June 20, 2008 | Unregistered CommenterHMC

this post has struck so many chords, Julia.

funny, for me, i don't remember what i was wearing when we drove to the hospital with the spotting that then turned into my water breaking and an airlift...the beginning of the end. total blank, except it must have been the black shoes. but i remember the purple johnny shirt they put me in. and i remember what i was wearing when i went irrevocably into labour a few weeks later, and what i was wearing that night when i held him, dying, in my arms. the last, the velvet hoodie that he touched, i wore around the house when i was all alone for months after. but the rest? all gaps.

i was lucky in that most of my mat clothes were borrowed...so with O and this time, i just borrowed from different people. but oh, i hate the visibility of them, oh the fear they create in me.

June 21, 2008 | Unregistered CommenterBon

Oh my heart clenches..I too threw out most of my mat clothes....including the stuff I had been wearing that day..couldn't look at them for weeks...ugh.

I want to move before I am pregnant again...I don't want to talk to my neighbours about it all....

I want to keep it as quiet as possible...

June 21, 2008 | Unregistered CommenterCrunchy Carpets

I, too, had an anterior placenta with my subsequent baby. It drove me to new depths of insanity. I do remember exactly what I was wearing the day I found out my firstborn was dead. I threw the clothes away in a trash bin at the hospital. I could never, ever look at them again, much less wear them. Even the flip-flops, bra and underpants had to go.

June 22, 2008 | Unregistered Commenterkari

I have never commented here before but this post brought me to tears. I miscarried early in pregnancy when I was 22 and I feared I would never be able to have kids. I became pregnant again when I was 25 with twins. I didn't tell anyone I was pregnant until I passed the "3 month mark" and even then it was only a few people. I was so scared I wouldn't make it. I ended up having them 10 weeks early but both made it. I have never been so scared in my life. I will tell you though that I still remember what I was wearing the day that I miscarried. I had been to the hospital 2 days in a row before that and was on strict bed rest to try to save the pregnancy. I was in bed with gray jogging pants and a black t-shirt on. I got up to go to the bathroom and I knew. I just knew...I was angry for days and wouldn't talk to anyone. Then I just broke down and cried for days. It was miserable and I still won't wear those pants but I keep them as a reminder that there was one before my boys and that baby will never be forgotten...

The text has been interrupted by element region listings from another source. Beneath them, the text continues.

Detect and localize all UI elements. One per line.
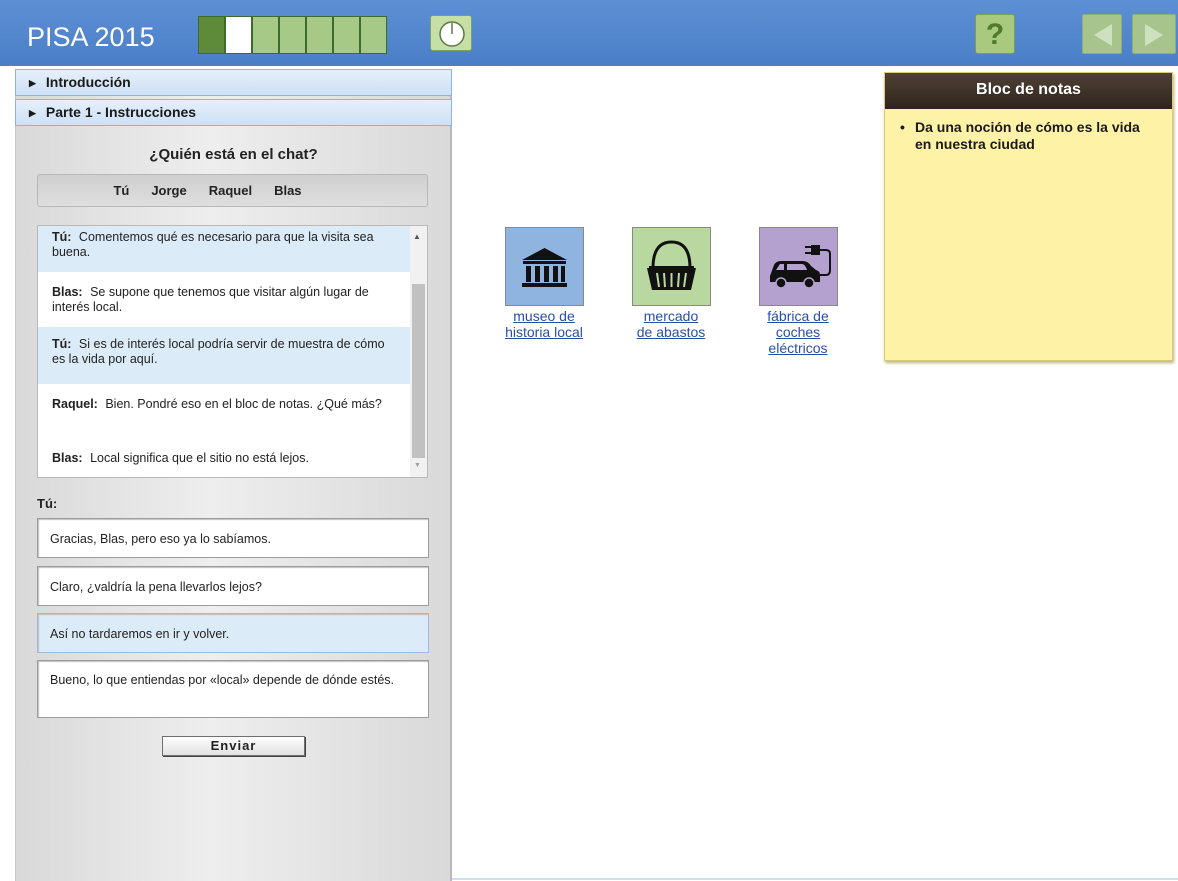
accordion-label: Parte 1 - Instrucciones — [45, 104, 197, 120]
timer-button[interactable] — [430, 15, 472, 51]
place-tile[interactable] — [758, 227, 838, 306]
place-tile[interactable] — [631, 227, 711, 306]
reply-option-selected[interactable]: Así no tardaremos en ir y volver. — [37, 613, 429, 653]
top-bar: PISA 2015 ? — [0, 0, 1178, 66]
place-label-line: fábrica de — [767, 308, 829, 324]
message-speaker: Tú: — [52, 337, 72, 351]
electric-car-icon — [769, 245, 831, 289]
progress-step — [333, 16, 360, 54]
participant-name: Raquel — [208, 183, 253, 198]
message-text: Local significa que el sitio no está lej… — [90, 451, 309, 465]
chat-message: Tú: Si es de interés local podría servir… — [38, 327, 410, 384]
notepad-title: Bloc de notas — [885, 73, 1172, 109]
message-text: Bien. Pondré eso en el bloc de notas. ¿Q… — [105, 397, 382, 411]
place-label-line: coches — [775, 324, 821, 340]
place-link[interactable]: mercado de abastos — [621, 308, 721, 340]
participant-name: Blas — [274, 183, 302, 198]
scroll-down-icon[interactable]: ▼ — [414, 462, 421, 469]
triangle-right-icon: ▶ — [29, 108, 36, 118]
message-speaker: Blas: — [52, 451, 83, 465]
place-label-line: de abastos — [636, 324, 706, 340]
chat-title: ¿Quién está en el chat? — [149, 146, 318, 163]
progress-step-done — [198, 16, 225, 54]
place-link[interactable]: fábrica de coches eléctricos — [748, 308, 848, 356]
place-label-line: historia local — [505, 324, 583, 340]
museum-icon — [521, 248, 567, 287]
message-speaker: Blas: — [52, 285, 83, 299]
chat-message: Blas: Local significa que el sitio no es… — [38, 439, 410, 477]
message-text: Si es de interés local podría servir de … — [52, 337, 385, 366]
chat-scrollbar[interactable]: ▲ ▼ — [410, 226, 427, 477]
basket-icon — [646, 240, 696, 290]
help-button[interactable]: ? — [975, 14, 1015, 54]
place-label-line: mercado — [643, 308, 699, 324]
progress-step — [279, 16, 306, 54]
place-tile[interactable] — [504, 227, 584, 306]
notepad-item-text: Da una noción de cómo es la vida en nues… — [915, 119, 1140, 152]
place-mercado-de-abastos[interactable]: mercado de abastos — [621, 227, 721, 340]
place-link[interactable]: museo de historia local — [494, 308, 594, 340]
notepad-item: • Da una noción de cómo es la vida en nu… — [899, 119, 1158, 153]
chat-message: Blas: Se supone que tenemos que visitar … — [38, 272, 410, 327]
scroll-up-icon[interactable]: ▲ — [413, 232, 421, 241]
participant-name: Jorge — [151, 183, 187, 198]
progress-step — [360, 16, 387, 54]
chat-message: Tú: Comentemos qué es necesario para que… — [38, 226, 410, 272]
reply-option[interactable]: Gracias, Blas, pero eso ya lo sabíamos. — [37, 518, 429, 558]
next-button[interactable] — [1132, 14, 1176, 54]
participant-name: Tú — [113, 183, 130, 198]
clock-icon — [439, 21, 465, 47]
place-label-line: museo de — [513, 308, 575, 324]
chat-log[interactable]: Tú: Comentemos qué es necesario para que… — [37, 225, 428, 478]
progress-step — [252, 16, 279, 54]
send-button[interactable]: Enviar — [162, 736, 305, 756]
message-text: Comentemos qué es necesario para que la … — [52, 230, 374, 259]
divider — [452, 878, 1178, 880]
triangle-right-icon: ▶ — [29, 78, 36, 88]
reply-option[interactable]: Bueno, lo que entiendas por «local» depe… — [37, 660, 429, 718]
accordion-introduccion[interactable]: ▶ Introducción — [15, 69, 452, 96]
question-mark-icon: ? — [985, 18, 1005, 51]
arrow-right-icon — [1145, 24, 1163, 46]
message-text: Se supone que tenemos que visitar algún … — [52, 285, 369, 314]
progress-indicator — [198, 16, 387, 54]
arrow-left-icon — [1094, 24, 1112, 46]
message-speaker: Raquel: — [52, 397, 98, 411]
notepad-body: • Da una noción de cómo es la vida en nu… — [885, 109, 1172, 153]
scrollbar-thumb[interactable] — [412, 284, 425, 458]
place-fabrica-coches-electricos[interactable]: fábrica de coches eléctricos — [748, 227, 848, 356]
participants-bar: Tú Jorge Raquel Blas — [37, 174, 428, 207]
place-museo-historia-local[interactable]: museo de historia local — [494, 227, 594, 340]
previous-button[interactable] — [1082, 14, 1122, 54]
notepad: Bloc de notas • Da una noción de cómo es… — [884, 72, 1173, 361]
progress-step — [306, 16, 333, 54]
reply-option[interactable]: Claro, ¿valdría la pena llevarlos lejos? — [37, 566, 429, 606]
accordion-parte-1-instrucciones[interactable]: ▶ Parte 1 - Instrucciones — [15, 99, 452, 126]
chat-message: Raquel: Bien. Pondré eso en el bloc de n… — [38, 384, 410, 439]
app-title: PISA 2015 — [27, 22, 155, 52]
place-label-line: eléctricos — [768, 340, 828, 356]
accordion-label: Introducción — [45, 74, 131, 90]
progress-step-current — [225, 16, 252, 54]
message-speaker: Tú: — [52, 230, 72, 244]
reply-label: Tú: — [37, 496, 58, 511]
bullet-icon: • — [900, 119, 905, 135]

June 23, 2008 | Unregistered CommenterVicki

I was wearing stretchy black maternity pants with a matching top. It was by far the most comfortable (and probably the least flattering) thing I owned. Seeing as I had been in the hospital for nearly a week already, it was amazing I was even out of pajamas, but that day I decided to put on street clothes because I had to navigate the lobby to get to ultrasound.

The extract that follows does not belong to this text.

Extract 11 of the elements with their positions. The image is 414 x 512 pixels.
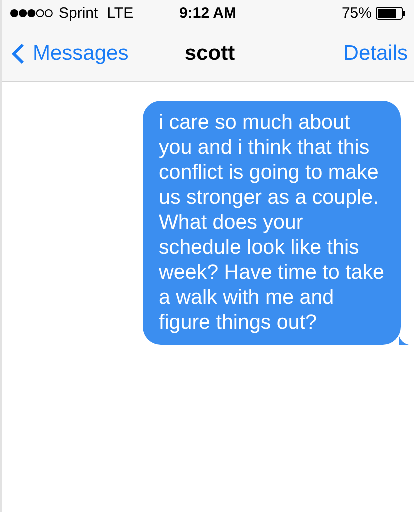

When the nurses put on my hospital gown, they didn't take my bra off until it was too late- I already had my IV and art line in. We cut it off. It was brand new, as my breasts had decided to swell and no longer work in my regular bra size. I remember, in the haze of mag sulfate and whatever else, the nurse saying "That's a nice bra" as she tossed it in the garbage.

I also remember looking down at my feet, in tight trouser socks that cut off circulation midway up my calves. I said to my sister, "These are not the socks I wanted to wear when I had my baby." What a strange thing for me to think about waiting for my baby to die. I had a very fuzzy pair of socks that I thought would be great for delivery; someone had told me that your feet could get cold.

Upon my return home, I immediately put those socks on. I guess they reminded me of when my pregnancy was "normal". But I was no longer pregnant, of course.

June 23, 2008 | Unregistered CommenterHeather

I hadn't thought of it like this before, but, for me, there's no day with any particular meaning. There was just a long run of bad news, gradually getting worse and worse, spread out over two months. And for a long time afterward, I was in the hospital, doped up with drugs and, as the preeclampsia grew more and more serious, wondering if I was going to die too.